I have been doing a great deal of speaking around the country, and that means I have been doing a lot of flying. Three times recently I have been unable to check in electronically, and have waited an inordinately long time at the check-in counter while the airline employee checking me in talked in low tones on the phone. Why? The first time this happened, the airline official, staring intently at her computer screen, blurted out, “Oh! You’re on the No-Fly List!” Then, after a great deal of typing, phone talk and staring at the screen, without further explanation or any answer to my incredulous inquiries, I was cleared to fly. Another time the airline employee got on the phone and talked in a very soft voice for a very long time. Straining forward, I made out “No Fly List” mentioned at least twice among the mumbling.
I don’t know anything more about this, but I suspect there is someone named Robert Spencer on the No-Fly List. And this fact seems to have caused me minor delay and inconvenience on several occasions. However, even if it caused me major delay and inconvenience, I would never dream of suing Homeland Security or anyone else. I would rather they be overcautious than unduly careless. I will put up with the inconvenience rather than compromise the DHS’s constitutional anti-terror activities and thereby increase the risk of more attacks. But here is yet another attempt to shift focus from jihad terrorism to the resistance to it, and to hamstring that resistance. Courtroom jihad update from AP, with thanks to Anthony:
CHICAGO — A U.S.-born Muslim who says he was unjustly detained and questioned at customs checkpoints sued the Department of Homeland Security on Tuesday over the “degrading process.”

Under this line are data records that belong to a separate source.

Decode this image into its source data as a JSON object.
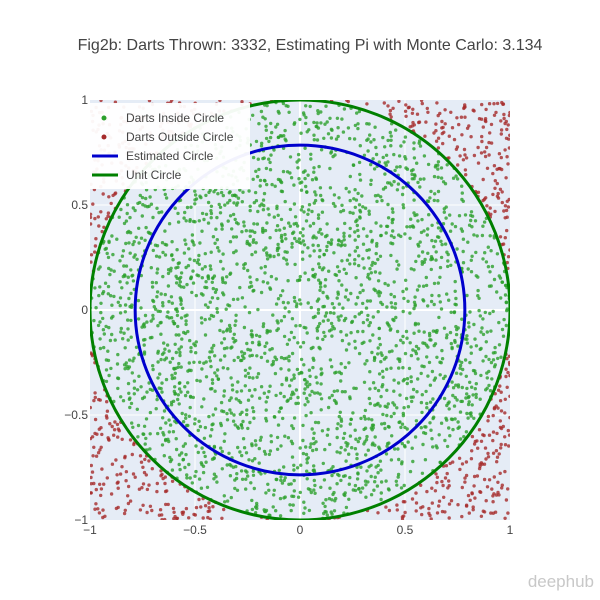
{
  "chart_data": {
    "type": "scatter",
    "title": "Fig2b: Darts Thrown: 3332, Estimating Pi with Monte Carlo: 3.134",
    "xlabel": "",
    "ylabel": "",
    "xlim": [
      -1,
      1
    ],
    "ylim": [
      -1,
      1
    ],
    "x_ticks": [
      -1,
      -0.5,
      0,
      0.5,
      1
    ],
    "y_ticks": [
      -1,
      -0.5,
      0,
      0.5,
      1
    ],
    "x_tick_labels": [
      "−1",
      "−0.5",
      "0",
      "0.5",
      "1"
    ],
    "y_tick_labels": [
      "−1",
      "−0.5",
      "0",
      "0.5",
      "1"
    ],
    "grid": true,
    "legend_position": "top-left",
    "darts_thrown": 3332,
    "pi_estimate": 3.134,
    "series": [
      {
        "name": "Darts Inside Circle",
        "kind": "markers",
        "color": "#2ca02c",
        "count": 2611
      },
      {
        "name": "Darts Outside Circle",
        "kind": "markers",
        "color": "#a52a2a",
        "count": 721
      },
      {
        "name": "Estimated Circle",
        "kind": "line",
        "color": "#0000cd",
        "radius": 0.785
      },
      {
        "name": "Unit Circle",
        "kind": "line",
        "color": "#008000",
        "radius": 1.0
      }
    ]
  },
  "watermark": "deephub",
  "colors": {
    "plot_background": "#e5ecf6",
    "grid": "#ffffff",
    "title_text": "#444444",
    "tick_text": "#444444"
  }
}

In the complaint filed in Chicago federal court, Akifur Rahman said customs agents held him for several hours on four occasions since March 2004 while he was re-entering the country from abroad, even though he had proper identification.
Rahman said he’s “afraid of what may happen every time I return from a trip outside the United States.”
“This lawsuit seems to be the only way to … insure that this degrading process is not repeated,” Rahman read from a statement.
According to his lawsuit, Rahman, of suburban Wheaton, received a letter from the Department of Homeland Security in April saying his problems stemmed from an “unfortunate misidentification” in which his name could be a near match of someone on a government watch list.
The lawsuit seeks unspecified monetary damages and “the adoption of adequate policies to ensure the reasonably expeditious re-entry” of U.S. citizens whose names are similar or identical to those on watch lists….
The damages Rahman is seeking are not the problem. The “‘adoption of adequate policies to ensure the reasonably expeditious re-entry’ of U.S. citizens whose names are similar or identical to those on watch lists” is. This is something that could compromise DHS efforts to track real terrorists.
You’ll never guess who is behind this:
American Civil Liberties Union attorneys representing Rahman are seeking class-action status for the lawsuit.